Auden and the Muse of History with Susannah Young-ah Gottlieb
From The History of Literature Podcast with Jacke Wilson
For tens of thousands of years, human beings have been using fictional devices to shape their worlds and communicate with one another. Four thousand years ago they began writing down these stories, and a great flourishing of human achievement began. We know it today as literature, a term broad enough to encompass everything from ancient epic poetry to contemporary novels. How did literature develop? What forms has it taken? And what can we learn from engaging with these works today? Hosted by Jacke Wilson, an amateur scholar with a lifelong passion for literature, The History of Literature takes a fresh look at some of the most compelling examples of creative genius the world has ever known.

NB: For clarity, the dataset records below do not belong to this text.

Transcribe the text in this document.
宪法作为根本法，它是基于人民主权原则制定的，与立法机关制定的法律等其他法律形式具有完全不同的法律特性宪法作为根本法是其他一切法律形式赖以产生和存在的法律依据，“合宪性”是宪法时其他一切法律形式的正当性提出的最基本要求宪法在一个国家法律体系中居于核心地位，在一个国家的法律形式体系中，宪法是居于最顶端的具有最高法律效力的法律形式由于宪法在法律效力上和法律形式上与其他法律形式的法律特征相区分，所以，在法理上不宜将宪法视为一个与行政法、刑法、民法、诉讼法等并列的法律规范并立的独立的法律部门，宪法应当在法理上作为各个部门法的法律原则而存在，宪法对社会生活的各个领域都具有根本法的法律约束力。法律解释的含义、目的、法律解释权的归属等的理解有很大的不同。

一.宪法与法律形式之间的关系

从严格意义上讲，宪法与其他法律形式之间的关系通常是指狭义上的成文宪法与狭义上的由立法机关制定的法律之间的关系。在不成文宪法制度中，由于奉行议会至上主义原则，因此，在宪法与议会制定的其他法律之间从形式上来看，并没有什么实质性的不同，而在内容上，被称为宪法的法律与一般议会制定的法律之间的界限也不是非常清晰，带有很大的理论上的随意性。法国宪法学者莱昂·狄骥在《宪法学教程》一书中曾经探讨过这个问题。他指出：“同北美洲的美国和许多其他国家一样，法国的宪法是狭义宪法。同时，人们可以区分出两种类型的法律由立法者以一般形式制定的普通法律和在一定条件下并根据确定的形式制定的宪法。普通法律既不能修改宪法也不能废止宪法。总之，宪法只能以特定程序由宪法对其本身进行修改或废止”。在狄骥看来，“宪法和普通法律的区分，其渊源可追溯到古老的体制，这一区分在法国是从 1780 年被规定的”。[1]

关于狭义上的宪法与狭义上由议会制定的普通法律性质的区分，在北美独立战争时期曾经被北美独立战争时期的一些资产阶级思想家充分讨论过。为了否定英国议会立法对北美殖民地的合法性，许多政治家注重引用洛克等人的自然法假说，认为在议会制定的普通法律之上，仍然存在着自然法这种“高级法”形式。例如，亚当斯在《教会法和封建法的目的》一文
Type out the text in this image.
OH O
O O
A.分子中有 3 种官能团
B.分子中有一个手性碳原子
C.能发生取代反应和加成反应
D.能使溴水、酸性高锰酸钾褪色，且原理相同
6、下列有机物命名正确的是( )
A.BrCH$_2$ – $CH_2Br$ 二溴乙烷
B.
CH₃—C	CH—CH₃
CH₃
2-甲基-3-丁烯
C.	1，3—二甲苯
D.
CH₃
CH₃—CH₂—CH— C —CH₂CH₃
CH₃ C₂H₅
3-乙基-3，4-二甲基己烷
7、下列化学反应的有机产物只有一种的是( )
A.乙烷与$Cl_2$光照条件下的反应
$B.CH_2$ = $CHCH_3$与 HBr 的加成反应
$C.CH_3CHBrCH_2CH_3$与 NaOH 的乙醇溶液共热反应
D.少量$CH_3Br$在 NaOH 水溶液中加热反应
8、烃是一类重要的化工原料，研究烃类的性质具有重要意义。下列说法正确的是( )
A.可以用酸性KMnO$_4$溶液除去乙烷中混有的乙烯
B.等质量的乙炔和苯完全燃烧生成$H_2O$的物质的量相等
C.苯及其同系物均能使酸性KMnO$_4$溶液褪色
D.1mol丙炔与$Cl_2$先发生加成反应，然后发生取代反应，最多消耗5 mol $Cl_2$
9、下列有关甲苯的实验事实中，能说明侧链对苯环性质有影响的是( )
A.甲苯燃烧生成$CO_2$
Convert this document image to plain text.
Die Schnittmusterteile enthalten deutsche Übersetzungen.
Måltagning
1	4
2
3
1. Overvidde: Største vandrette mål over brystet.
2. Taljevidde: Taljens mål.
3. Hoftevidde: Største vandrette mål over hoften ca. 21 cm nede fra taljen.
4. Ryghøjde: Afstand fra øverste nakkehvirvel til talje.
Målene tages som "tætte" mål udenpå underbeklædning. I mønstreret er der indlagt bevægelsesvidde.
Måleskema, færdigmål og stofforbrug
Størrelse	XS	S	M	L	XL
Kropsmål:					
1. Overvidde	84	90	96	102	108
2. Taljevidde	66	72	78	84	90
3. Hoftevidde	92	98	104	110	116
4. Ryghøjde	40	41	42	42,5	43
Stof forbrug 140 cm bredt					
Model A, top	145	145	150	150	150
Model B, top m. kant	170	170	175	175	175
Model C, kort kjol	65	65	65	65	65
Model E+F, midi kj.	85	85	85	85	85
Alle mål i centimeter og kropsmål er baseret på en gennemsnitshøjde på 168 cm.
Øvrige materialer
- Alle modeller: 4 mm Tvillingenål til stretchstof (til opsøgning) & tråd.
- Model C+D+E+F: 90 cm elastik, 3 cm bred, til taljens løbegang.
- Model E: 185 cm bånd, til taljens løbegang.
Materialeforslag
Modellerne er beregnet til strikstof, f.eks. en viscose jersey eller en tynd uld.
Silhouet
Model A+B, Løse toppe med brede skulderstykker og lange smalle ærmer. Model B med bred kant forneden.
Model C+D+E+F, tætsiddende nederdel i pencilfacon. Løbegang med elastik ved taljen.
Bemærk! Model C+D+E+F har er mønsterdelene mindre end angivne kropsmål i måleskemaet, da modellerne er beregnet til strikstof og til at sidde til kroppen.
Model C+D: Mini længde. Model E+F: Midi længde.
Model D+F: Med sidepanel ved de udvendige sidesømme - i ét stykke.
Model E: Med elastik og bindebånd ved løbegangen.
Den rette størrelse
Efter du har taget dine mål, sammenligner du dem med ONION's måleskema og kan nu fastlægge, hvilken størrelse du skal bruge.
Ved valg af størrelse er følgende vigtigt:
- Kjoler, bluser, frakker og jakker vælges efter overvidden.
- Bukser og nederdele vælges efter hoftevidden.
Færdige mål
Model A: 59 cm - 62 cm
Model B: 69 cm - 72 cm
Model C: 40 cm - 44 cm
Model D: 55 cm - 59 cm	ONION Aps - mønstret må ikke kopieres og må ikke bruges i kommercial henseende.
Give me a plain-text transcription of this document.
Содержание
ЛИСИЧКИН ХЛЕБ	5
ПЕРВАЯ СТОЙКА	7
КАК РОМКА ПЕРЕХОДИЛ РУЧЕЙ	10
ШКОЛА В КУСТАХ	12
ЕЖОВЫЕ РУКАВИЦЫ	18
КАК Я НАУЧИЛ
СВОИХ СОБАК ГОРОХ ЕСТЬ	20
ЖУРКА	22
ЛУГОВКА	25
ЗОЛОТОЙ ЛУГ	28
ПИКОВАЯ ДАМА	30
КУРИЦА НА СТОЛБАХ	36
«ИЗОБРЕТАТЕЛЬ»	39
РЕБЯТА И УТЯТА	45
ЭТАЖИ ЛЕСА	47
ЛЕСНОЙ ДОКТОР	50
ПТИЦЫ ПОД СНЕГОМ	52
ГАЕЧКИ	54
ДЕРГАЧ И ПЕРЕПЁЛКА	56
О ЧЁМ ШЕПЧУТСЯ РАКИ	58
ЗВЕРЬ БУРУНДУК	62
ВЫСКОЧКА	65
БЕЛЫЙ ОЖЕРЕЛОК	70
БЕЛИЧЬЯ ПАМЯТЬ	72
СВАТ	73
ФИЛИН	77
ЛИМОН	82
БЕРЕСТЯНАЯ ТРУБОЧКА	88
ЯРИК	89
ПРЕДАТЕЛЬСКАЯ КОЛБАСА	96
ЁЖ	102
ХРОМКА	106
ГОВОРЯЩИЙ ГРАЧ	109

W.H. Auden (1907-1973) was one of the twentieth-century’s greatest poets—and also one of the most engaged. As he struggled to make sense of the rise of fascism, two world wars, and industrialized murder, his focus turned to the poet’s responsibility in the face of unthinkable horrors. How does a poet begin to address these subjects? In this episode, Jacke talks to Professor Susannah Young-ah Gottlieb, author of the new book Auden and the Muse of History, about Auden’s use of the past to help him come to grips with the present.
Susannah Young-ah Gottlieb is Associate Professor of English and Comparative Literary Studies, Northwestern University. She is the author of Regions of Sorrow: Anxiety and Messianism in Hannah Arendt and W.H. Auden (Stanford, 2003) and editor of Hannah Arendt: Reflections on Literature and Culture (Stanford, 2007).